Welcome – This is a Safe Place For You Michael White

October 6, 2017

Lots of things get said in a Sunday morning worship service. Welcomes are given. Songs are sung. Sermons are preached. Announcements are made. But there is one unexpected encouragement that, week after week, we aim to communicate to those who join our weekly corporate worship gatherings: that our church is a safe place.

What we mean by this is that our worship gathering is open to all—believers and unbelievers, church members and non-church members, flagrant sinners and “respectable” sinners.[1] Accordingly, we say something like this every week: “We want you to know this is a safe place for you—whether you’re a Christian looking for a church home or whether you’re an unbeliever who just happened to walk through our doors this morning. No matter who you are, what you look like, or what you’ve done, you are welcome here.”

There are two reasons we do this. First, we do it to reiterate to our people—the covenant members of our church—the implications of the gospel, namely that, “here there is neither Greek nor Jew, circumcised or uncircumcised, barbarian, Scythian, slave, free; but Christ is all, and in all” (Col 3:11). The “here” where these realities are displayed is the new creation established by the gospel—of which the church serves as an embassy. There are no external qualifiers which preclude a person from faith in Christ—neither race nor nationality nor social status nor education. And there is no sin so deep that Christ’s mercy is not deeper still. We are a community of repenting sinners, and we welcome fellow repentant sinners to confess faith in Christ our substitute and join us for this journey of faith. All of us bear the scars of our sins, and some wounds are graver and fresher than others. And so we remind our people that even as Christ welcomed sinners and called them to repent and believe, so too must we, even as we wage war against our own sin.

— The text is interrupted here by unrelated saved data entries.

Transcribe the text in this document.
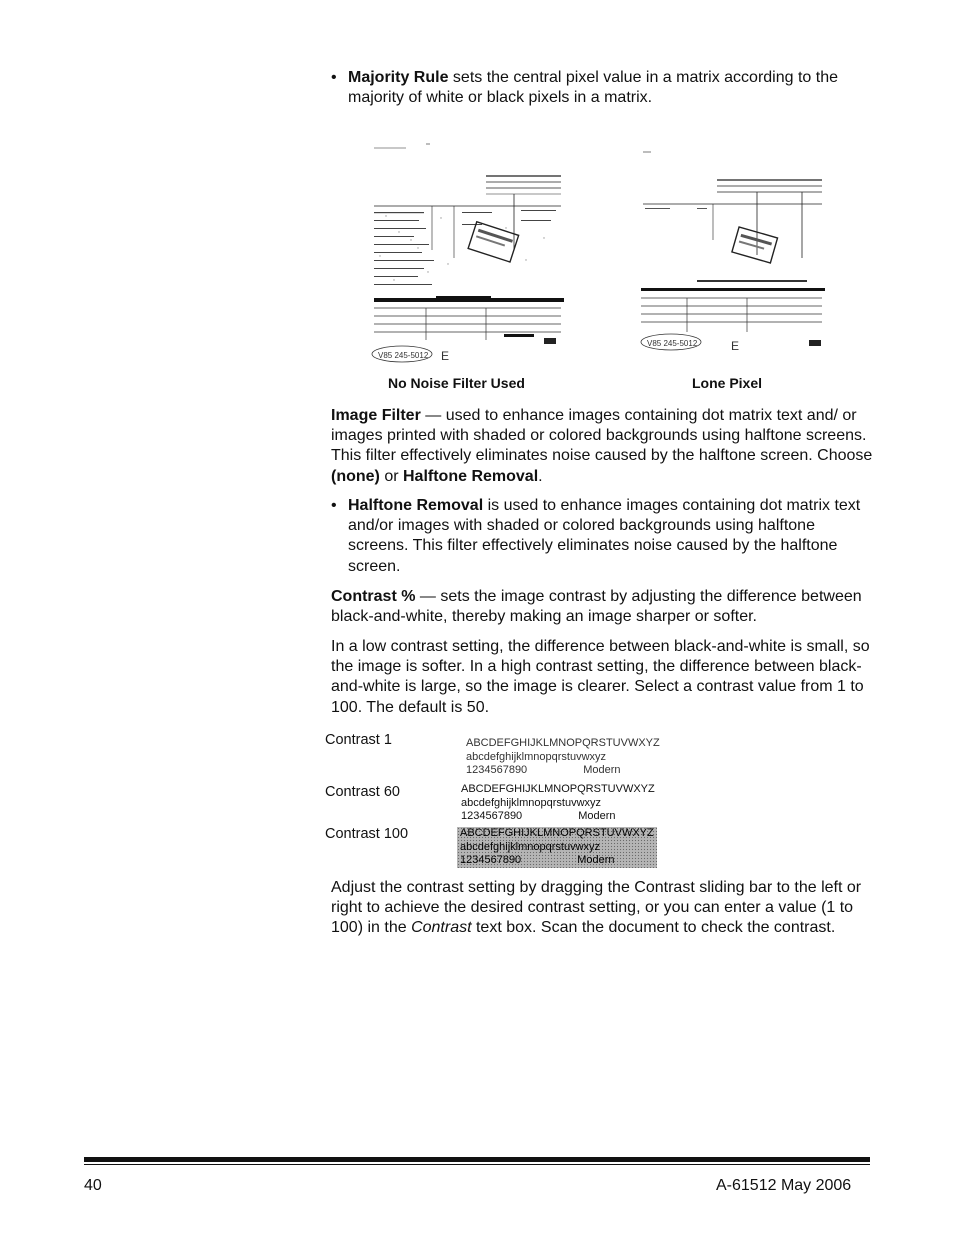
• Majority Rule sets the central pixel value in a matrix according to the majority of white or black pixels in a matrix.
V85 245-5012 E
V85 245-5012	E
No Noise Filter Used	Lone Pixel

Image Filter — used to enhance images containing dot matrix text and/ or images printed with shaded or colored backgrounds using halftone screens. This filter effectively eliminates noise caused by the halftone screen. Choose (none) or Halftone Removal.

• Halftone Removal is used to enhance images containing dot matrix text and/or images with shaded or colored backgrounds using halftone screens. This filter effectively eliminates noise caused by the halftone screen.

Contrast % — sets the image contrast by adjusting the difference between black-and-white, thereby making an image sharper or softer.

In a low contrast setting, the difference between black-and-white is small, so the image is softer. In a high contrast setting, the difference between black-and-white is large, so the image is clearer. Select a contrast value from 1 to 100. The default is 50.

Contrast 1	ABCDEFGHIJKLMNOPQRSTUVWXYZ
abcdefghijklmnopqrstuvwxyz
1234567890	Modern
Contrast 60	ABCDEFGHIJKLMNOPQRSTUVWXYZ
abcdefghijklmnopqrstuvwxyz
1234567890	Modern
Contrast 100	ABCDEFGHIJKLMNOPQRSTUVWXYZ
abcdefghijklmnopqrstuvwxyz
1234567890	Modern

Adjust the contrast setting by dragging the Contrast sliding bar to the left or right to achieve the desired contrast setting, or you can enter a value (1 to 100) in the Contrast text box. Scan the document to check the contrast.

40	A-61512 May 2006
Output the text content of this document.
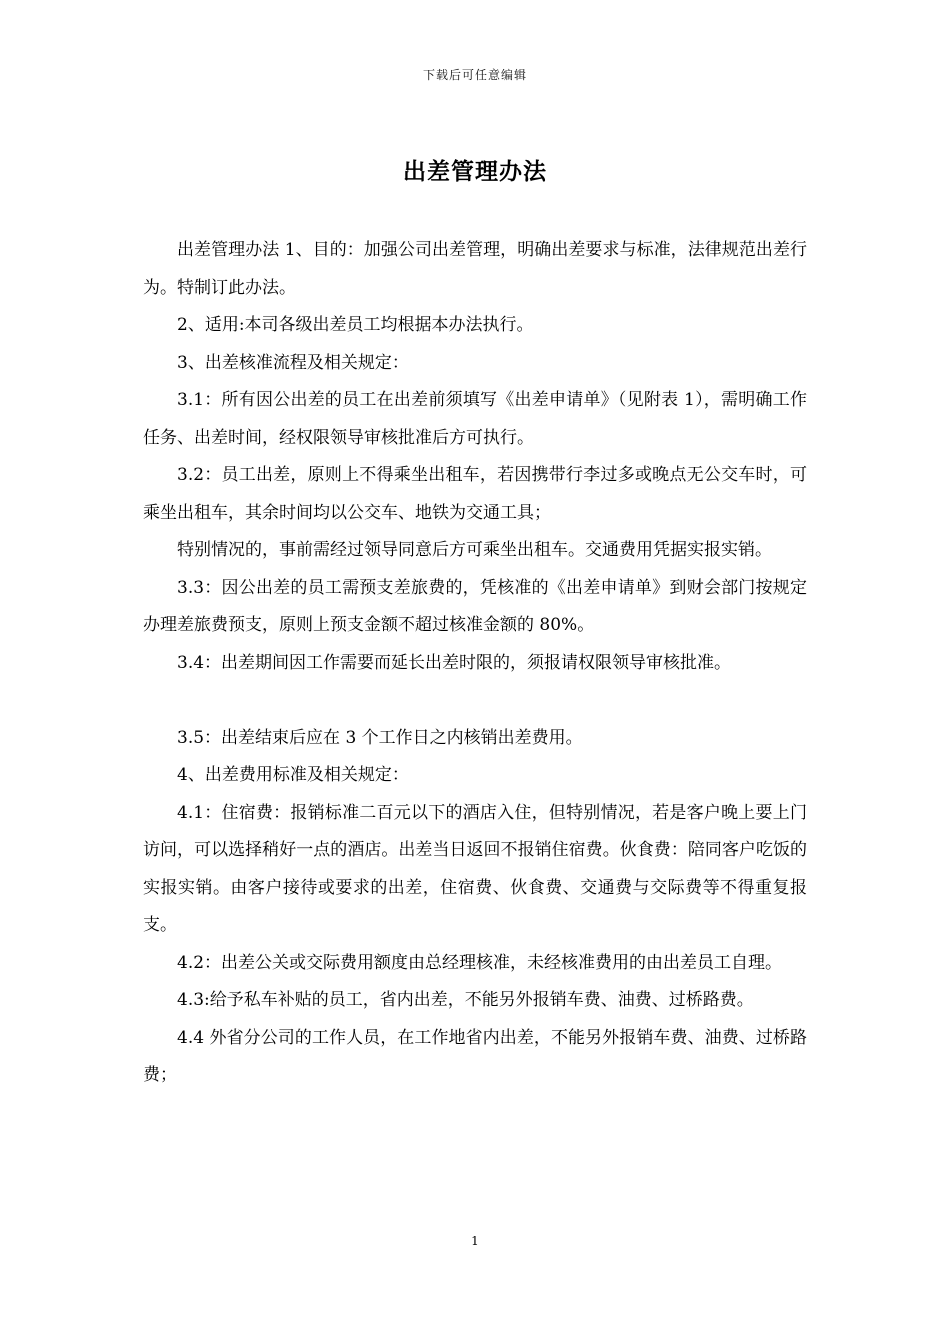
下载后可任意编辑
出差管理办法

出差管理办法 1、目的：加强公司出差管理，明确出差要求与标准，法律规范出差行为。特制订此办法。

2、适用:本司各级出差员工均根据本办法执行。

3、出差核准流程及相关规定：

3.1：所有因公出差的员工在出差前须填写《出差申请单》（见附表 1），需明确工作任务、出差时间，经权限领导审核批准后方可执行。

3.2：员工出差，原则上不得乘坐出租车，若因携带行李过多或晚点无公交车时，可乘坐出租车，其余时间均以公交车、地铁为交通工具；

特别情况的，事前需经过领导同意后方可乘坐出租车。交通费用凭据实报实销。

3.3：因公出差的员工需预支差旅费的，凭核准的《出差申请单》到财会部门按规定办理差旅费预支，原则上预支金额不超过核准金额的 80%。

3.4：出差期间因工作需要而延长出差时限的，须报请权限领导审核批准。

3.5：出差结束后应在 3 个工作日之内核销出差费用。

4、出差费用标准及相关规定：

4.1：住宿费：报销标准二百元以下的酒店入住，但特别情况，若是客户晚上要上门访问，可以选择稍好一点的酒店。出差当日返回不报销住宿费。伙食费：陪同客户吃饭的实报实销。由客户接待或要求的出差，住宿费、伙食费、交通费与交际费等不得重复报支。

4.2：出差公关或交际费用额度由总经理核准，未经核准费用的由出差员工自理。

4.3:给予私车补贴的员工，省内出差，不能另外报销车费、油费、过桥路费。

4.4 外省分公司的工作人员，在工作地省内出差，不能另外报销车费、油费、过桥路费；

1
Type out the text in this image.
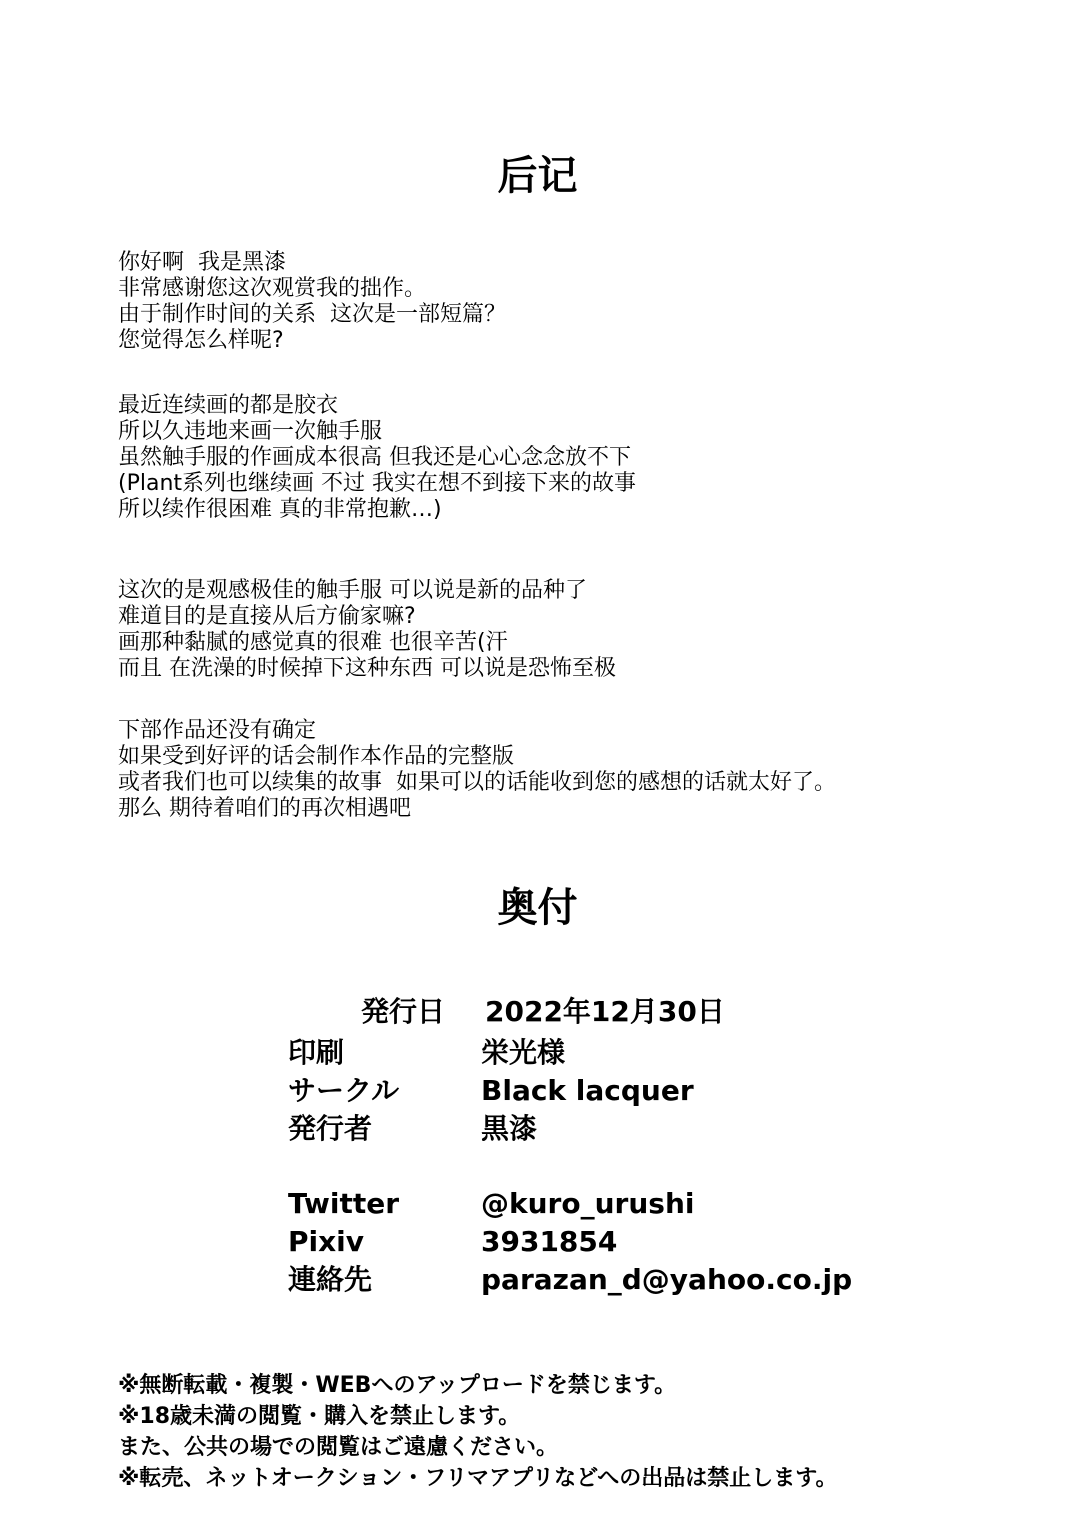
后记
你好啊  我是黑漆
非常感谢您这次观赏我的拙作。
由于制作时间的关系  这次是一部短篇？
您觉得怎么样呢?
最近连续画的都是胶衣
所以久违地来画一次触手服
虽然触手服的作画成本很高 但我还是心心念念放不下
(Plant系列也继续画 不过 我实在想不到接下来的故事
所以续作很困难 真的非常抱歉…)
这次的是观感极佳的触手服 可以说是新的品种了
难道目的是直接从后方偷家嘛?
画那种黏腻的感觉真的很难 也很辛苦(汗
而且 在洗澡的时候掉下这种东西 可以说是恐怖至极
下部作品还没有确定
如果受到好评的话会制作本作品的完整版
或者我们也可以续集的故事  如果可以的话能收到您的感想的话就太好了。
那么 期待着咱们的再次相遇吧
奥付

発行日 2022年12月30日

印刷	栄光様
サークル	Black lacquer
発行者	黒漆
Twitter	@kuro_urushi
Pixiv	3931854
連絡先	parazan_d@yahoo.co.jp
※無断転載・複製・WEBへのアップロードを禁じます。
※18歳未満の閲覧・購入を禁止します。
また、公共の場での閲覧はご遠慮ください。
※転売、ネットオークション・フリマアプリなどへの出品は禁止します。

The second reason we do this is also rooted in the gospel. We want to communicate, similarly, to unbelievers that there is no prerequisite to faith in Christ. More than a “come as you are,” no dress code mentality, we want to put at ease even those guests who may be far from God. After all, we too once were “without hope and without God in the world” (Eph 2:12). God’s church is not limited to people with a certain look or backstory. Instead, we believe God rescues all sorts of people from all sorts of scenarios. By stressing to people that they are welcome as they are, we hope to implicitly teach the truth that nothing makes us fit for the gospel. But rather, as the hymn frames it, “all the fitness he requires is that you feel your need for Him.”

God seems to be using this repeated refrain—that “this is a safe place”—in several beautiful ways:

Our small town is home to a halfway house for women overcoming substance abuse, which is providentially located just a few blocks from our church building. These women are involved in a structured program that lasts several months, before they then move on with their lives and back to whatever communities they count as home. But as ladies cycle through the program, they are consistently finding our church as a place to be nourished in the gospel and find short-term community. One woman approached me after the service and shared her apprehension about attending, but upon hearing the “safe place” phrase she was put at ease. As it turns out, her therapist had been encouraging her to look for safe places to form relationships and grow.

Another joy is that we have people commonly considered to be far from God who join us regularly. In particular, two homosexual couples—one male, one female—have attended our services off and on, and because we believe that “faith comes by hearing, and hearing through the word of Christ” (Rom 10:17), we rejoice in this. In various sermons—and in personal conversation—we have had the opportunity to affirm Scripture’s clear teaching on marriage and human sexuality. Yet, they continue to join us—and we continue to pray for their repentance and faith.

A final blessing is an agnostic attender whom I now count a friend. In support of his wife, my friend gathers regularly with us, and we’ve had a number of chances to discuss Scripture, philosophy, and ethics. He remains committed to his viewpoint (for now!), but every so often he thanks us for including people like him in our welcome, and he encourages us to keep it up.

The gospel shines brightly when Christ alone unifies an otherwise diverse group of people. And while non-members aren’t constitutive of this unity, they are potentially so. With a clear membership process, which requires both doctrinal and covenantal (lifestyle) affirmations, there is no risk of confusing mere attenders of our church with covenant members. As a result, we welcome all people, praying that the God would save both prodigal sons and older brothers—the irreligious and the religious—that as God’s diverse people we would collectively testify to the boundless grace of God.

NOTES

[1] For the concept of so-called “respectable” sins, see Jerry Bridges, Respectable Sins. Colorado Springs: NavPress, 2007.